Erin nodded. “Three of our financial partners were exposed—one of them was underwriting a new line for the Dunbar expansion. The other two handled portfolio bundling for your private equity branches. Between market losses, margin calls, and contagion panic, market-wide fallout is already past $45 billion, and it’s still moving. Your personal exposure is about $17 billion, give or take. It might stabilize, but it could very well double.
She paused just long enough to make sure I understood.
“And that’s not counting secondary damage. Our name is all over the headlines—investors are pulling out like it’s 2008 again. Hiro didn’t just want to hurt us… he wanted to destabilize us. Ruin our reputations and shake the world’s confidence in our brands.”
Silence reigned for a full ten seconds as I let what Erin told me sink in.
“He did one hell of a job,” I finally said.

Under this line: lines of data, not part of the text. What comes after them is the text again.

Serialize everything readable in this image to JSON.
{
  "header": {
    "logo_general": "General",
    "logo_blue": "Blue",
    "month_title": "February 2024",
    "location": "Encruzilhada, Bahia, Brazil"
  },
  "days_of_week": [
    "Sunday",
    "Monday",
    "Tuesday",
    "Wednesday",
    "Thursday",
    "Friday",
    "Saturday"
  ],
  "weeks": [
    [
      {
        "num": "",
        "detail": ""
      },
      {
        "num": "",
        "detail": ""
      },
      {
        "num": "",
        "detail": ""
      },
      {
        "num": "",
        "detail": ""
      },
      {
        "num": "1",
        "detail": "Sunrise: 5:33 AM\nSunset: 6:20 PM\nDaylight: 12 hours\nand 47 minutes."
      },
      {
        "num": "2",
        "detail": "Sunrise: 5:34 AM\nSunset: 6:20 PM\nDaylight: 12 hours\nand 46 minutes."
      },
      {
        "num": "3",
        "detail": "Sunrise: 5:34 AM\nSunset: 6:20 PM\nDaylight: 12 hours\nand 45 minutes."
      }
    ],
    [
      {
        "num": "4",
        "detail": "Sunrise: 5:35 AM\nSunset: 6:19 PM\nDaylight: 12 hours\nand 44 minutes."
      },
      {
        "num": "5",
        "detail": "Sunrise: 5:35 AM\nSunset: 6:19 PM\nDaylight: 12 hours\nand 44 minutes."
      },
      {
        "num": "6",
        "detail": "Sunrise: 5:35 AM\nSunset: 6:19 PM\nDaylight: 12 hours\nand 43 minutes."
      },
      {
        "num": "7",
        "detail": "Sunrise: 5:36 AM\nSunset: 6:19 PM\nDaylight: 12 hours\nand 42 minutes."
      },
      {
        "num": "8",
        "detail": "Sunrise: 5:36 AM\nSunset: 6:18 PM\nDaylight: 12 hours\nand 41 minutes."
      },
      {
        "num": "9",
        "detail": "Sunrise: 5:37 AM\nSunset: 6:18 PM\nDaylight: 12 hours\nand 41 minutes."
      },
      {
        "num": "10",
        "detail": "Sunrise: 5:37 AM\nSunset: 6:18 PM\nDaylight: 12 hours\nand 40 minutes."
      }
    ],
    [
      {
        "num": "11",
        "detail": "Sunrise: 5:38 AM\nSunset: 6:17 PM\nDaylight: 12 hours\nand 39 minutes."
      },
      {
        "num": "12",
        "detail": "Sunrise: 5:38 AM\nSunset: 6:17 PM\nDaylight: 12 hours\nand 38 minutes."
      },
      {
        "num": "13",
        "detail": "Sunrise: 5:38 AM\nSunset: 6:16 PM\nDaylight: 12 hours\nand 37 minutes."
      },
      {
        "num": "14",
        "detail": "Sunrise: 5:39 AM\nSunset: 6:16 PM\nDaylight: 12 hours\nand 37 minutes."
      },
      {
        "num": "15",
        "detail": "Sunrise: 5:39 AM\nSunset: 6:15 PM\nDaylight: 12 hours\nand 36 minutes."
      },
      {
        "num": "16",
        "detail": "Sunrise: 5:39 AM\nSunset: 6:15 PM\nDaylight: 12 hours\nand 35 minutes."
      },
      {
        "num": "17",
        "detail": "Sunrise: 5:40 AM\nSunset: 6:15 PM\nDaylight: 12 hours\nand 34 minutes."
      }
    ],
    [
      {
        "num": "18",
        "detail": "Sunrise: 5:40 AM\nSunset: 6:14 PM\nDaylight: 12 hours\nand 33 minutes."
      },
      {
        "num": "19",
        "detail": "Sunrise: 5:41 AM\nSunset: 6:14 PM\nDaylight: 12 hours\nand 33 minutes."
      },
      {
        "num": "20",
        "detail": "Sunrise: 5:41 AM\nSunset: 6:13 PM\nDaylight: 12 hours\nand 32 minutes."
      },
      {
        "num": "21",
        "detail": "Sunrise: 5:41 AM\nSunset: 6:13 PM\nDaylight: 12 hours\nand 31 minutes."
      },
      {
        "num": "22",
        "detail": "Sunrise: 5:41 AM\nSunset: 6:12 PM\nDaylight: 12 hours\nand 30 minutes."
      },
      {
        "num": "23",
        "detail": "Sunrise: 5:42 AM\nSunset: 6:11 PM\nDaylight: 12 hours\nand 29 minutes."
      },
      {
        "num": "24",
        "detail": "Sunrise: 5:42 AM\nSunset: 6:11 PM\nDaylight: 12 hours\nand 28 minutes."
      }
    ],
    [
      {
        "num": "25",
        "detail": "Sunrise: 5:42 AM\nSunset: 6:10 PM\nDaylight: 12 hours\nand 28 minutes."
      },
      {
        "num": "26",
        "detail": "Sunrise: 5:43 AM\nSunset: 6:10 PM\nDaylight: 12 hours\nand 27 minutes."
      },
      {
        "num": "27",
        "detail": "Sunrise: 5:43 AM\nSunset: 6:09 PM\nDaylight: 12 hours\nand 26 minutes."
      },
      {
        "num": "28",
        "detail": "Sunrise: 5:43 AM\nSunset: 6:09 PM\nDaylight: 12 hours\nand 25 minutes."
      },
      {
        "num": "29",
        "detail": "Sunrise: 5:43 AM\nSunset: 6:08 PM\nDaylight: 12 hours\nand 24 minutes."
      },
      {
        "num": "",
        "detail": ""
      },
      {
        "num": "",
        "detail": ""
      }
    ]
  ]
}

“I don’t understand,” Emily said, laying a hand on my shoulder. She’d approached my chair while Erin had been talking.
Fortunately, I knew enough to put it in simpler terms.
“He took out a few no-name companies, then let them default on purpose. But they were holding the equivalent of loaded guns—these contracts that only work as long as everyone else believes the system’s stable. Once the defaults hit, it spooked the market. Banks started calling in debts. Funds lost liquidity. My partners couldn’t move money fast enough, and we got dragged down with them. It’s like he poured gasoline into the global financial system a year ago… and just now lit the match.”
“Does that mean Marcus will lose everything?” Natashya asked, stepping up next to Emily.
“No,” Erin said. “He still has the majority of his wealth, but a lot of his liquidity is gone, so cash flow is tight at the moment.”
“Which means I’m limited on what I can personally do,” I concluded. “He’s crippled me.”
“I’m working to change that,” Erin said, “But it’s going to take some time… longer than usual. A lot of our influence is gone, right now.”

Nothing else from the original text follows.